Landon believes the TV to be interactive. I'm not sure if he believes it can hear him, but I think he believes that it can see him. I would think it would be the other way around, I am always talking to the TV, or rather to the stupid people on the TV. You would think he'd know that they can hear you, but not see you.

This morning we were running late, and because I'm lazy, the best way to keep him occupied long enough to dress him and me and load the car is to turn on the TV. I generally have the news on, but if I really want him to be still, I turn on Sprout - the pre-school channel. On Sprout they run the most annoying show. No, not Calliou. Pingu. (If it says Barney is on, I generally look to PBS, Nickelodeon or Disney to see if there's anything less offensive on - I should really add Pingu and Calliou to that list, but this child LOVES Calliou.)

Pingu is a penguin. A penguin who...chirps. The entire show contains no words. Just chirps. It makes me long for Calliou and his overly indulgent parents and whiney objections about how nothing is fair. I mean just the other day his friends showed up at his house and one had a ribbon she had won in some contest and he got all upset about not having a ribbon...but he didn't even compete in said contest. No one bothered to tell him that to win, you have to participate and also, you know, win.
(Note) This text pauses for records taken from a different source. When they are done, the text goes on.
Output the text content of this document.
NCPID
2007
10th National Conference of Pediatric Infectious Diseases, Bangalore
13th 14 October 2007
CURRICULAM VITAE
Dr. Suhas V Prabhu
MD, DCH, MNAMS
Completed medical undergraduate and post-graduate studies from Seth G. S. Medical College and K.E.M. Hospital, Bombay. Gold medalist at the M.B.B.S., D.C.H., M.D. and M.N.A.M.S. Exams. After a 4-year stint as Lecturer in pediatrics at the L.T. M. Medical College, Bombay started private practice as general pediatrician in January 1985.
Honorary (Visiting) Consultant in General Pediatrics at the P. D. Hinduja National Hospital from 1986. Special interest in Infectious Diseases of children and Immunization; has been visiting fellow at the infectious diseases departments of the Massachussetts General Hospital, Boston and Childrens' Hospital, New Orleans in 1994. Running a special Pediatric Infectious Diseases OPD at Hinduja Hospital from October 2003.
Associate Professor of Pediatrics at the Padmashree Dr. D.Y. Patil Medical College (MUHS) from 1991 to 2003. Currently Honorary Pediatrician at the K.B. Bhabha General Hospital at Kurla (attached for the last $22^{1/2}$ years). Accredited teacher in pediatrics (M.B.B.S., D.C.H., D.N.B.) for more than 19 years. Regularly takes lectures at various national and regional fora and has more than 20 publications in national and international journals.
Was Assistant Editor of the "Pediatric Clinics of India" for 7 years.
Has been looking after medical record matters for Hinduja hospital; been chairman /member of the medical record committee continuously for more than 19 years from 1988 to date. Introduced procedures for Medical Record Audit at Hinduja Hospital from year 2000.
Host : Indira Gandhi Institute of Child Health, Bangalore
So in order to make the little girl feel like her accomplishment meant nothing, Grandma sets up all these games for him to win a ribbon and Calliou just sucks at all of them. They had to play 5 games before Calliou actually won. When the little girl won, she got a ribbon, when the other little boy won, he got a ribbon, but when he won a second game, he didn't get a second ribbon, which he deserved, because he already had a ribbon. Heck even Rosie, Calliou's baby sister, beat him at a race or something because he got distracted. But no bother, just keep playing games until Calliou wins...something...anything. Why aren't kids allowed to feel what it's like to lose anymore?

Wait, I got side tracked.

Landon saw Pingu come on, and said "ing-gwen," he promptly jumped off the bed ran to the bar to get his penguin from his McDonald's happy meal toy collection of doom. What? You don't keep your toddler's toys in the wet bar? Why not? It's the perfect little cubby.

He came back and held the penguin up to the TV. To show Pingu that he had a penguin too, I guess. He seemed a little bit put off by the fact that the TV penguins didn't even acknowledge the penguin in his hand. He stood on his tippy toes and reached as high as he could towards the TV, as if he thought maybe they just couldn't see him. It was no use, the penguins were already in their little clique and his outsider penguin was just going to have to settle for the company of the hippo and the zebra. Not that he felt sorry enough for him to take him to school with him or anything. Just let him freeze in Mom's car while she's at work.

I don't know where I was going with this, except I really needed to get that whole Calliou thing off my chest.

4 comments:

Anonymous said...

Calliou is totally annoying. I am SO GLAD that AE is past being interested in that whiny little brat!!

Cant Hardly Wait said...

my 16 month old is obsessed with Spongebob. I wish he was into something less annoying. Like, CSI... or Seinfeld. Gosh.

Anonymous said...

I can see where kids get confused, especially with programs like Blue's Clues, Dora and Mr. Rogers, where the people on screen are talking to the audience at home as if it really is interactive.

Calliou is a little punk.

Our daycare teachers insist our daughter is obsessed with Spongebob, but I have yet to see any evidence of this at home. I think they're being misled by the fact that everything she says sounds like "bob".

Anonymous said...

I have no idea what you're talking about, but that totally made me laugh.